User experience (UX) is the experience of the user: how it feels to use a product, system or service. It’s not only about the usefulness, the functionality or the speed that you go through a process. Because quickly bringing someone from A to B is too limited... it is just as important how someone feels when they go from A to B.
A good product scores well on three levels:
1. Functional design
- Why is our product built?
- What can our product do?
2. Visual design
- How (attractive) does our product look?
- Does our product have a personality?
- What does our product’s appearance say about its functionality?
3. User experience
- How does it feel to use this product?
- How quickly and easily can you use it?
- What sound does it make?
Many of these things might seem insignificant, but they are the details that create the 'experience'. You don’t build a good product by accident: it originates from a very conscious quest. Every detail solves a problem!
Great products solve user problems and generate positive emotions.
Agile UX, flexibility in function of the user
We traditionally start from a linear product structure. We start with research and end with a finished product. A lot can happen in this period:
- The (new) boss can change course
- The competition can launch a product
- The technology can evolve
- The behaviour or motivation of the user can change
This linear working method involves many risks and can quickly result in the loss of money and wasted labour. If you work agilely, you insert some intermediate sprints and launch a partial or limited version of the project in the short term. This enables you to start usability tests more quickly and therefore change gears faster in the direction of the end user.
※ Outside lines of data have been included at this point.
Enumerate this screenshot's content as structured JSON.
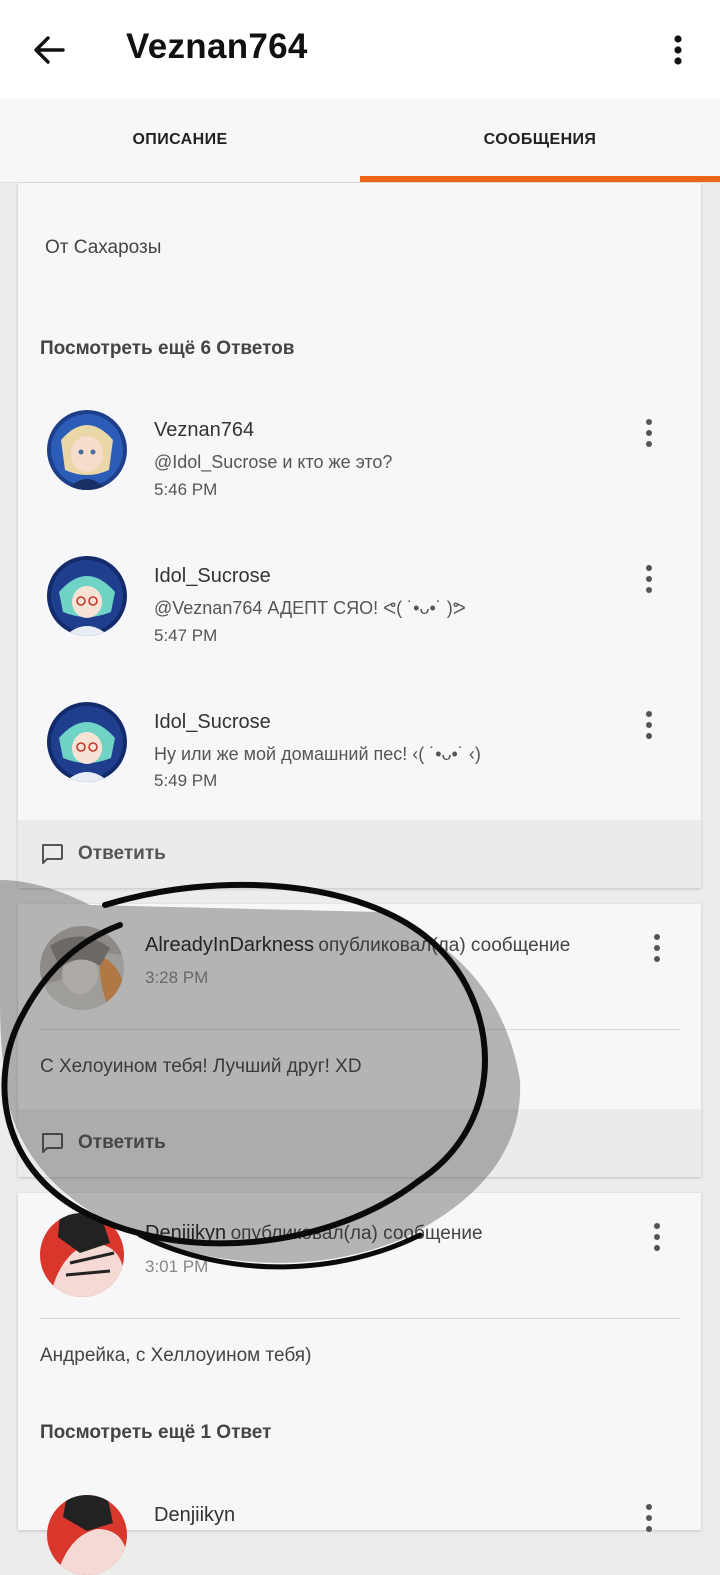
{
  "header": {
    "title": "Veznan764"
  },
  "tabs": [
    {
      "label": "ОПИСАНИЕ"
    },
    {
      "label": "СООБЩЕНИЯ"
    }
  ],
  "accent_color": "#f06418",
  "thread1": {
    "post_text": "От Сахарозы",
    "more_replies": "Посмотреть ещё 6 Ответов",
    "replies": [
      {
        "user": "Veznan764",
        "text": "@Idol_Sucrose  и кто же это?",
        "time": "5:46 PM"
      },
      {
        "user": "Idol_Sucrose",
        "text": "@Veznan764  АДЕПТ СЯО! ᕙ( ˙•ᴗ•˙ )ᕗ",
        "time": "5:47 PM"
      },
      {
        "user": "Idol_Sucrose",
        "text": "Ну или же мой домашний пес! ‹( ˙•ᴗ•˙ ‹)",
        "time": "5:49 PM"
      }
    ],
    "reply_label": "Ответить"
  },
  "post2": {
    "user": "AlreadyInDarkness",
    "action": "опубликовал(ла) сообщение",
    "time": "3:28 PM",
    "text": "С Хелоуином тебя! Лучший друг! XD",
    "reply_label": "Ответить"
  },
  "post3": {
    "user": "Denjiikyn",
    "action": "опубликовал(ла) сообщение",
    "time": "3:01 PM",
    "text": "Андрейка, с Хеллоуином тебя)",
    "more_replies": "Посмотреть ещё 1 Ответ",
    "reply_user": "Denjiikyn"
  }
}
Quantitative and qualitative research
Research is always the first step because if you don’t know the problem, you can’t solve it. Research guides decisions regarding design and content. If you don’t do research, you are not busy with UX.
UX is a research-based discipline.
There are literally hundreds of ways to do user research. The tools and methods consist of two groups: qualitative and quantitative research.
The data from quantitative research can be expressed in numbers, percentages or graphs. We generate statistical data with tools like Google Analytics and AB testing.
Qualitative research is less structured and uses questionnaires with open questions or live user tests. This doesn’t result in data but in more profound insights about how your product works or how it is being used. You try to discover what is going on in the user’s head.
There are many research methods. You choose one or more tools, depending on your objective.
The never-ending story: a user-centred mindset
Do you want to build a good product? Then there is a lot of work to be done! People change at breakneck speed, and so do the methods that give them what they are looking for.
A user-centred mindset must be the focus of everything that we do.